Re: LVM vs. Ext4 snapshots (was: [PATCH v1 00/30] Ext4 snapshots)

From: Joe Thornber
Date: Sat Jun 11 2011 - 03:35:42 EST


On Sat, Jun 11, 2011 at 08:41:38AM +0300, Amir G. wrote:
> On Fri, Jun 10, 2011 at 1:11 PM, Joe Thornber <thornber@xxxxxxxxxx> wrote:
> > On Fri, Jun 10, 2011 at 11:01:41AM +0200, Lukas Czerner wrote:
> >> On Fri, 10 Jun 2011, Amir G. wrote:
> >>
> >> > CC'ing lvm-devel and fsdevel
> >> >
> >> >
> >> > On Wed, Jun 8, 2011 at 9:26 PM, Amir G. <amir73il@xxxxxxxxxxxxxxxxxxxxx> wrote:
> >> > For the sake of letting everyone understand the differences and trade
> >> > offs between
> >> > LVM and ext4 snapshots, so ext4 snapshots can get a fair trial, I need
> >> > to ask you
> >> > some questions about the implementation, which I could not figure out by myself
> >> > from reading the documents.
> >
> > First up let me say that I'm not intending to support writeable
> > _external_ origins with multisnap.  This will come as a suprise to
> > many people, but I don't think we can resolve the dual requirements to
> > efficiently update many, many snapshots when a write occurs _and_ make
> > those snapshots quick to delete (when you're encouraging people to
> > take lots of snapshots performance of delete becomes a real issue).
> >
>
> If I understand this article correctly:
> http://people.redhat.com/mpatocka/papers/shared-snapshots.pdf
> It says that _external_ origin write updates can be efficient to readonly
> (or not written) snapshots.
>
> Could you not support readonly snapshots of an _external_ origin?

Yes, that is the intention, and very little work to add. We just do
something different if the metadata lookup returns -ENODATA. Above I
said I didn't intend to support _writeable_ external snaps. Readable
ones are a must, for instance for supporting virtual machine base
images.

> You could even support writable snapshots, that will degrade write
> performance to origin temporarily.
> It can be useful, if one wants to "try-out" mounting a temporary
> writable snapshot, when the origin is not even mounted.
> After the "try-out", the temporary snapshot can be deleted
> and origin write performance would go back to normal.

Not sure what you're getting at here. All snapshots are writeable.

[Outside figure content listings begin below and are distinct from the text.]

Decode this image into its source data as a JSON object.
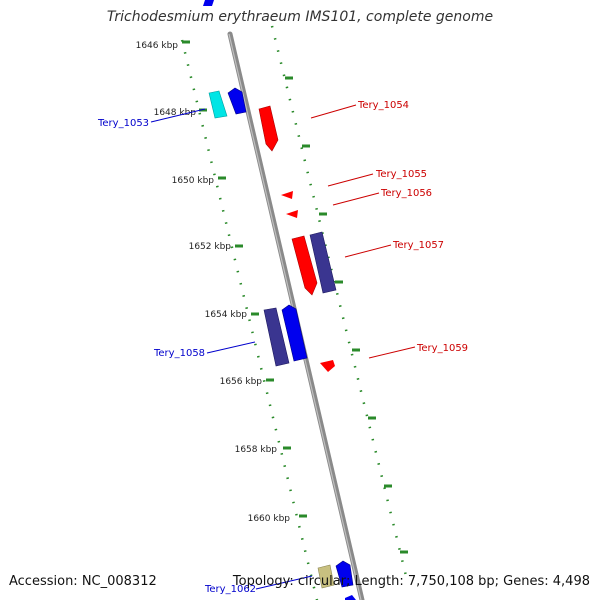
{
  "title": "Trichodesmium erythraeum IMS101, complete genome",
  "accession": "Accession: NC_008312",
  "info": "Topology: circular; Length: 7,750,108 bp; Genes: 4,498",
  "ticks": [
    "1646 kbp",
    "1648 kbp",
    "1650 kbp",
    "1652 kbp",
    "1654 kbp",
    "1656 kbp",
    "1658 kbp",
    "1660 kbp"
  ],
  "genes": [
    {
      "name": "Tery_1053",
      "color": "#0000cc"
    },
    {
      "name": "Tery_1054",
      "color": "#cc0000"
    },
    {
      "name": "Tery_1055",
      "color": "#cc0000"
    },
    {
      "name": "Tery_1056",
      "color": "#cc0000"
    },
    {
      "name": "Tery_1057",
      "color": "#cc0000"
    },
    {
      "name": "Tery_1058",
      "color": "#0000cc"
    },
    {
      "name": "Tery_1059",
      "color": "#cc0000"
    },
    {
      "name": "Tery_1062",
      "color": "#0000cc"
    }
  ],
  "colors": {
    "backbone": "#8a8a8a",
    "tick_green": "#2a8a2a",
    "cds_red": "#ff0000",
    "cds_blue": "#0000ee",
    "cds_navy": "#3a3590",
    "cds_cyan": "#00e5e5",
    "cds_khaki": "#c8c080"
  }
}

Of course you can take a snapshot of an external origin and then use
this as your temporary origin for experiments. If the origin is
itself a dm device then LVM can shuffle tables around to make this
transparent.

The user may want to commit to their experiment at a later time by
merging back to the external origin. This involves copying, but no
more than a copy-on-write scheme. Arguably it's better to do the copy
only once we know they want to commit to it.